Ponomarev reitet den KFC tiefer rein

Ponomarev reitet den KFC tiefer rein

Mihail Ponomarev hat seinen Rückzug beim KFC Uerdingen mit einer ordentlichen Verbalattacke garniert. Das ärgert den SPORT1-Kolumnisten Markus Höhner.
Das Vorgehen von Mihail Ponomarev (h.) gefällt SPORT1-Kommentator Markus Höhner nicht
Das Vorgehen von Mihail Ponomarev (h.) gefällt SPORT1-Kommentator Markus Höhner nicht
© SPORT1-Grafik: Imago/SPORT1
Markus Höhner
von M. Höhner
am 21. Jan

Mikhail Ponomarev hat also seinen Rückzug als Investor beim KFC Uerdingen angekündigt. Das ist nicht schön. Aber das ist sein Recht.

Zudem hat er seinen Rücktritt als Vorstandsvorsitzender des KFC Uerdingen e.V. eingereicht. Auch das ist gemäß Satzung legitim. Er hat viel investiert, Teilerfolge erreicht, aber nun will er nicht weitermachen. Soweit, so gut.
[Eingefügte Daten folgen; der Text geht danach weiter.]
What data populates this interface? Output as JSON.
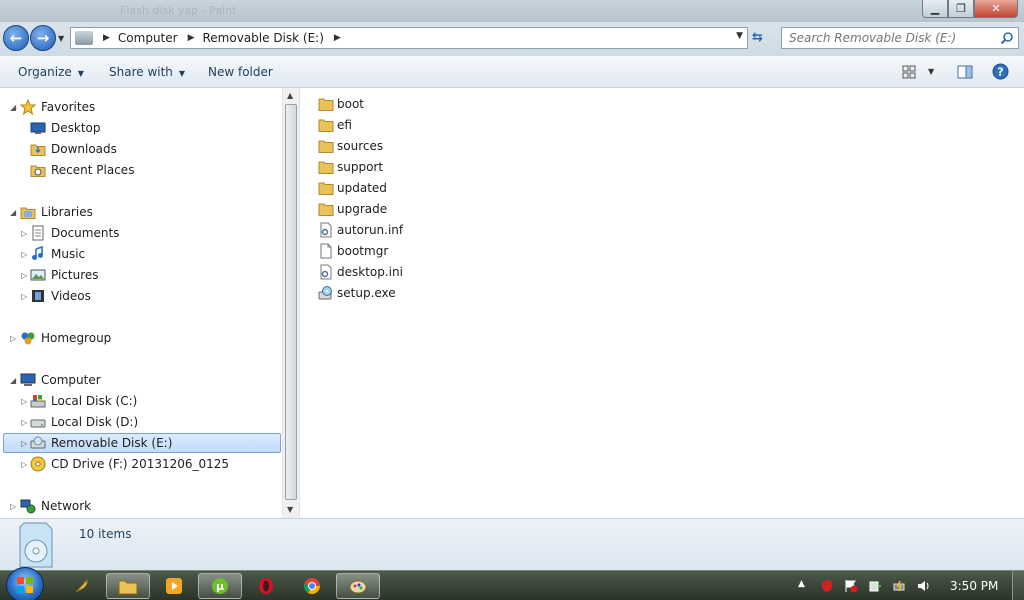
{
  "window": {
    "ghost_title": "Flash disk yap - Paint"
  },
  "address": {
    "crumbs": [
      "Computer",
      "Removable Disk (E:)"
    ]
  },
  "search": {
    "placeholder": "Search Removable Disk (E:)"
  },
  "toolbar": {
    "organize": "Organize",
    "share_with": "Share with",
    "new_folder": "New folder"
  },
  "nav": {
    "favorites": "Favorites",
    "desktop": "Desktop",
    "downloads": "Downloads",
    "recent_places": "Recent Places",
    "libraries": "Libraries",
    "documents": "Documents",
    "music": "Music",
    "pictures": "Pictures",
    "videos": "Videos",
    "homegroup": "Homegroup",
    "computer": "Computer",
    "local_c": "Local Disk (C:)",
    "local_d": "Local Disk (D:)",
    "removable_e": "Removable Disk (E:)",
    "cd_f": "CD Drive (F:) 20131206_0125",
    "network": "Network"
  },
  "files": [
    {
      "name": "boot",
      "type": "folder"
    },
    {
      "name": "efi",
      "type": "folder"
    },
    {
      "name": "sources",
      "type": "folder"
    },
    {
      "name": "support",
      "type": "folder"
    },
    {
      "name": "updated",
      "type": "folder"
    },
    {
      "name": "upgrade",
      "type": "folder"
    },
    {
      "name": "autorun.inf",
      "type": "settings"
    },
    {
      "name": "bootmgr",
      "type": "file"
    },
    {
      "name": "desktop.ini",
      "type": "settings"
    },
    {
      "name": "setup.exe",
      "type": "exe"
    }
  ],
  "details": {
    "count": "10 items"
  },
  "taskbar": {
    "clock": "3:50 PM"
  },
  "colors": {
    "folder": "#e8c35a",
    "selection": "#cfe3fc",
    "accent": "#1e3e5e"
  }
}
Teil einer geordneten Übergabe sollte es nun aber auch sein, das Nest, in das er selber wollte, nicht weiter öffentlich zu beschmutzen.

"Der KFC ist kein attraktives Investment, was haben wir denn schon? Eine Drittliga-Lizenz. Das ist alles!" polterte der Russe im Rahmen einer öffentlichen Erklärung und schädigt damit das Image des Traditionsvereins in der Öffentlichkeit noch mehr, als er es ohnehin schon durch seine publik gewordene Kabinenpolterei, Gerichtsprozesse, Trainerrauswürfe und nicht erfolgte Gehalts- und Mietzahlungen getan hat. Und er vergisst dabei etwas sehr Wesentliches.
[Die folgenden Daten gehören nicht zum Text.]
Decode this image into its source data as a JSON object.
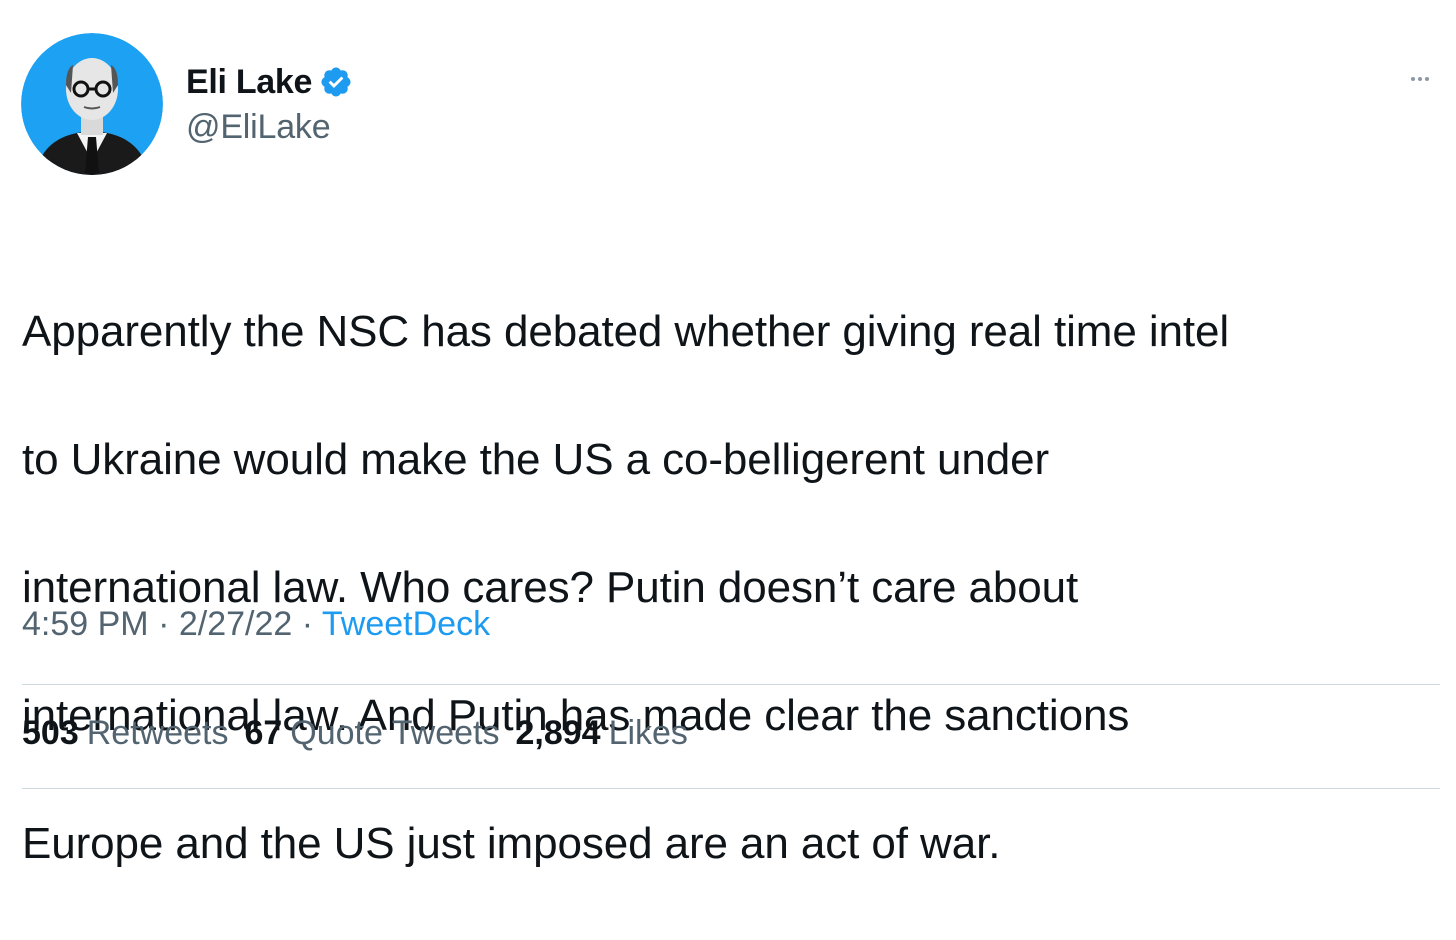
{
  "author": {
    "display_name": "Eli Lake",
    "handle": "@EliLake",
    "verified": true,
    "avatar_background": "#1da1f2"
  },
  "tweet": {
    "text_lines": [
      "Apparently the NSC has debated whether giving real time intel",
      "to Ukraine would make the US a co-belligerent under",
      "international law. Who cares? Putin doesn’t care about",
      "international law. And Putin has made clear the sanctions",
      "Europe and the US just imposed are an act of war."
    ]
  },
  "meta": {
    "time": "4:59 PM",
    "separator1": " · ",
    "date": "2/27/22",
    "separator2": " · ",
    "source": "TweetDeck"
  },
  "stats": {
    "retweets_count": "503",
    "retweets_label": "Retweets",
    "quotes_count": "67",
    "quotes_label": "Quote Tweets",
    "likes_count": "2,894",
    "likes_label": "Likes"
  },
  "icons": {
    "verified": "verified-badge-icon",
    "more": "more-options-icon"
  },
  "colors": {
    "accent": "#1d9bf0",
    "secondary_text": "#536471",
    "primary_text": "#0f1419",
    "divider": "#cfd9de"
  }
}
Ponomarev fühlt nicht die Strahlkraft von Uerdingen

Man stelle sich doch einfach mal vor, es gäbe doch einen interessierten Investor. Dann ist eine Drittliga-Lizenz nicht nur eine ziemlich gute Grundlage für eine sportlich noch bessere Perspektive, sondern ganz besonders nicht "alles". Ponomarev spricht von seinem "Herz für den KFC", fühlt aber dabei offensichtlich nichts von der Strahlkraft eines Vereines, der schon in der ersten Bundesliga spielte, als Ponomarev noch ein Baby war.
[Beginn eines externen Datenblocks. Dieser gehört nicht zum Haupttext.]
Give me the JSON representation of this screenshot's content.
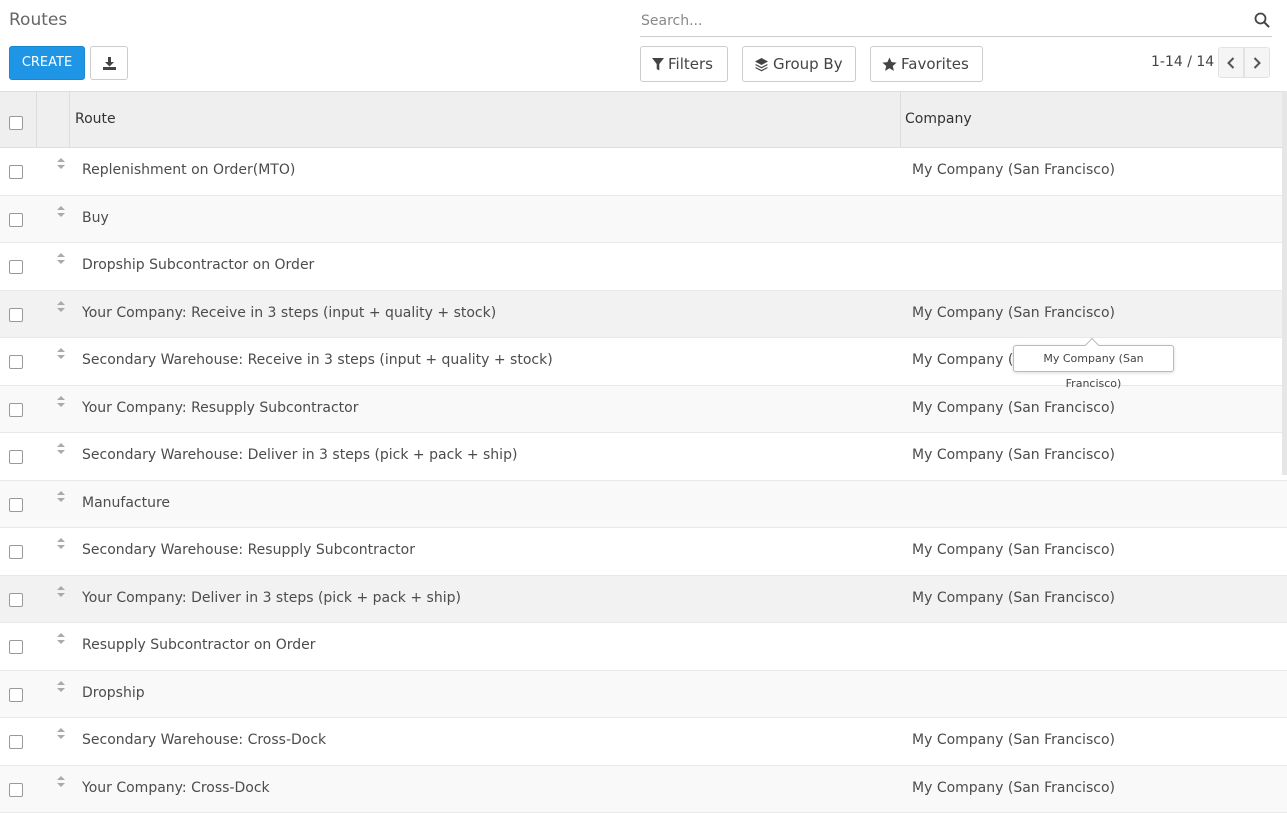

1975 war Uerdingen erstmals Erstligist. Natürlich gibt es Klubs mit noch größerer Tradition, aber Uerdingen hat seit diesem ersten Bundesligajahr seine Geschichten geschrieben und wurde immer mehr zur Marke. Nicht zuletzt durch seinen legendären Triumph im DFB-Pokal, als großer Außenseiter, mit dem Endspiel-Sieg gegen den FC Bayern im Jahre 1985.

Lieber Mikhail Ponomarev, das "Wunder von der Grotenburg", als die Uerdinger im Europapokal gegen Dynamo Dresden einen 1:3 Halbzeit-Rückstand noch zum 7:3-Sieg drehten, ist ein Stück ganz großer Fußball-Geschichte aus dem Jahre 1986. Ich habe es live im Fernsehen verfolgt, noch nicht ahnend, dass ich nur einige Jahre später selber jede Menge Bundesliga-Spiele aus diesem Stadion kommentieren würde.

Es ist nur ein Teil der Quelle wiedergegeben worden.